Jucá minimiza indicação do tucano Arthur Virgílo para a relatoria com a saída do senador da base aliada

Agência Brasil,

28 de maio de 2009 | 13h44

O governo está "tranquilo, mas alerta" sobre o domínio da oposição na comissão que investiga repasse irregularidades de dinheiro público a instituições não governamentais, conhecida como CPI das ONGs. A afirmação é do líder no Senado Romero Jucá (PMDB-RO). Ele acrescentou que a base aliada tem maioria na comissão e portanto não vê possibilidade de manobra pela oposição.

 

Na última quarta, com o afastamento do senador Inácio Arruda (PCdoB-CE) da relatoria, o presidente da CPI, Heráclito Fortes (DEM-PI) indicou o líder do PSDB, Arthur Virgílio Neto (AM), para o cargo, o que irritou a base aliada. "Se não for possível reverter a decisão de Heráclito Fortes, vamos atuar da forma que der. Temos maioria. Ou combinamos uma forma de trabalho ou a CPI vai funcionar com dificuldades."

 

Com o afastamento, Inácio Arruda passa a ser suplente e estaria regimentalmente habilitado para presidir a CPI da Petrobras, pois é um dos três titulares indicados pelo bloco de apoio ao governo, que ainda não oficializou um nome para o cargo. Porém, ainda há uma pendência regimental, pois, em seguida foi encaminhado outro ofício à mesa diretora reconduzindo o senador cearense como membro titular da CPI das ONGs.

 

O texto do regimento determina que um senador não pode ser titular em duas comissões de inquérito que funcionem simultaneamente na Casa.

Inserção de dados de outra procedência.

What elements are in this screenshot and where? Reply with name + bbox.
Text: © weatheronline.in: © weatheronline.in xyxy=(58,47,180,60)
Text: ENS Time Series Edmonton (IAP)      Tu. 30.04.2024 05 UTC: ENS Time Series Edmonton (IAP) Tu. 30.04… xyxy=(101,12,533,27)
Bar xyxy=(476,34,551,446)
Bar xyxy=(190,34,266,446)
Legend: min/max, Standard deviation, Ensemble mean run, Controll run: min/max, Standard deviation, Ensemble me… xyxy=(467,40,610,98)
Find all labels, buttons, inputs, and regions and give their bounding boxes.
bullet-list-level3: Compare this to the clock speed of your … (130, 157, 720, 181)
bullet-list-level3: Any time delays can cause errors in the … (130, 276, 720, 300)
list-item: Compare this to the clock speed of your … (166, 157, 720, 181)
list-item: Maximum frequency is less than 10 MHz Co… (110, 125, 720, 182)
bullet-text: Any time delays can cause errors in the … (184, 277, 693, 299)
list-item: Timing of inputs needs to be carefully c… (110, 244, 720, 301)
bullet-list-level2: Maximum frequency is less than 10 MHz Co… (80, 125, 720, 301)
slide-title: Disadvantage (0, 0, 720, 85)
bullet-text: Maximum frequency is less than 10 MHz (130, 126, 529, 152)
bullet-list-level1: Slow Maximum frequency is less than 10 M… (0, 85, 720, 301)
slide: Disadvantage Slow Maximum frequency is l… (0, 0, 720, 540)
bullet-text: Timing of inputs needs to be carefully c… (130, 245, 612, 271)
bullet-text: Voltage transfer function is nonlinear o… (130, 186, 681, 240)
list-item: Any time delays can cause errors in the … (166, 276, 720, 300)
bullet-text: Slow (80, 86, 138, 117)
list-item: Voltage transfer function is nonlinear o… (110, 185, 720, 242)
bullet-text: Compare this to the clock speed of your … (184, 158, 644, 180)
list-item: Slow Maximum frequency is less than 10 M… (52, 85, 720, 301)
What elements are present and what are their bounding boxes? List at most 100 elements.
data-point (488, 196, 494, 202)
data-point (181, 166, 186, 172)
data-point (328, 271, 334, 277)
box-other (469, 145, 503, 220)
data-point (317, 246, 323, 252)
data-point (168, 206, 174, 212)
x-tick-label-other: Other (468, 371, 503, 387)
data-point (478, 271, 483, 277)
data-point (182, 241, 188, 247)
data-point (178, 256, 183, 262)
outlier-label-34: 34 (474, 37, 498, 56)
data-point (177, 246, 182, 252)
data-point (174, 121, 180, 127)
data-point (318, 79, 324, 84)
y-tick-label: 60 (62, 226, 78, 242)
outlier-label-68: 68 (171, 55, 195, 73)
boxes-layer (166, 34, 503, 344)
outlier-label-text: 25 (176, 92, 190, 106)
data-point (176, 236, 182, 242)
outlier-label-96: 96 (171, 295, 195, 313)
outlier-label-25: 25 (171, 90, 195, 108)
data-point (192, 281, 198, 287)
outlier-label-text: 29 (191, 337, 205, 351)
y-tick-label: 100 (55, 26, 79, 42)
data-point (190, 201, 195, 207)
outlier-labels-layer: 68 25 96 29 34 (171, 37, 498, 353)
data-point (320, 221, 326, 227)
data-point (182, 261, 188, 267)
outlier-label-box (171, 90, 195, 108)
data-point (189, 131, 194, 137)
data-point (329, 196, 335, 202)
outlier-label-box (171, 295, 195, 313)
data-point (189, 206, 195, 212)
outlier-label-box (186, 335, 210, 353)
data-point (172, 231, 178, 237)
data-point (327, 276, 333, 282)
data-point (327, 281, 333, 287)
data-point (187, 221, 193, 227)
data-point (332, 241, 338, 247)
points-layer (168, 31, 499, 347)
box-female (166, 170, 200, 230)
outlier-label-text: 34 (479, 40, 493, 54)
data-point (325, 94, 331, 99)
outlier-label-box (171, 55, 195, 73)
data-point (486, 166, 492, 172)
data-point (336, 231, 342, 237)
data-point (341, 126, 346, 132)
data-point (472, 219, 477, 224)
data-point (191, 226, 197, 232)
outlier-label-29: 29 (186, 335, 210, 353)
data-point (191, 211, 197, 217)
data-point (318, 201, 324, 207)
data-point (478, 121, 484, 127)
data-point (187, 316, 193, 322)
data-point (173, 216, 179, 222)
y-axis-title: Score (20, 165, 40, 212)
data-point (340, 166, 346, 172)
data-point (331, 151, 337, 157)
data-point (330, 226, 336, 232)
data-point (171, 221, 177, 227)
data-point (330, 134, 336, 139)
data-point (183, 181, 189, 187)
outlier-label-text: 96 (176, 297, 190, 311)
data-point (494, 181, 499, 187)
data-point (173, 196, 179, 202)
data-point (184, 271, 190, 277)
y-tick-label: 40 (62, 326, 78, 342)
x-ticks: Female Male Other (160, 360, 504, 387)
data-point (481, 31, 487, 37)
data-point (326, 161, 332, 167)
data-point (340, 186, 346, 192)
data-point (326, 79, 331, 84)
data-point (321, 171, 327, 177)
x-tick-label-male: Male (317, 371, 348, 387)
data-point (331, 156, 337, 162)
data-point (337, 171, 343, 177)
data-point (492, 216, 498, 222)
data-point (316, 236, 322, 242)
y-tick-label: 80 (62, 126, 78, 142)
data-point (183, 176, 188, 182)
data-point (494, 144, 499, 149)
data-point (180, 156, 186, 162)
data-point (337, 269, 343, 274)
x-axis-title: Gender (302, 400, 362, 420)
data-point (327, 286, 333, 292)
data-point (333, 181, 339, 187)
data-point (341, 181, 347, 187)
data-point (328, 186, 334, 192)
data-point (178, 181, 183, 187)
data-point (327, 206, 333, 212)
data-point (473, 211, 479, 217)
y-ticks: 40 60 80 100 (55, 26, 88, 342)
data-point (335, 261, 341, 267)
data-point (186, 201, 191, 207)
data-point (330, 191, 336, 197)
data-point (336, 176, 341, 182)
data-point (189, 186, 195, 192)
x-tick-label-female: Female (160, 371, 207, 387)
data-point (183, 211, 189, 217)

A prerrogativa de nomear ou destituir o relator de uma CPI é do presidente do colegiado. Na história da Casa, nenhum relator foi destituído durante um processo de investigação.

 

Na secretaria-geral da mesa, o nome de Inácio Arruda consta como membro suplente da comissão que vai investigar irregularidades na CPI da Petrobras. Sobre a comissão da Petrobras, Jucá rejeitou qualquer possibilidade de a base aliada investigar os contratos da estatal fechados durante o governo de Fernando Henrique Cardoso. "Não se trata de uma guerra. Minha linha é de um trabalho propositivo."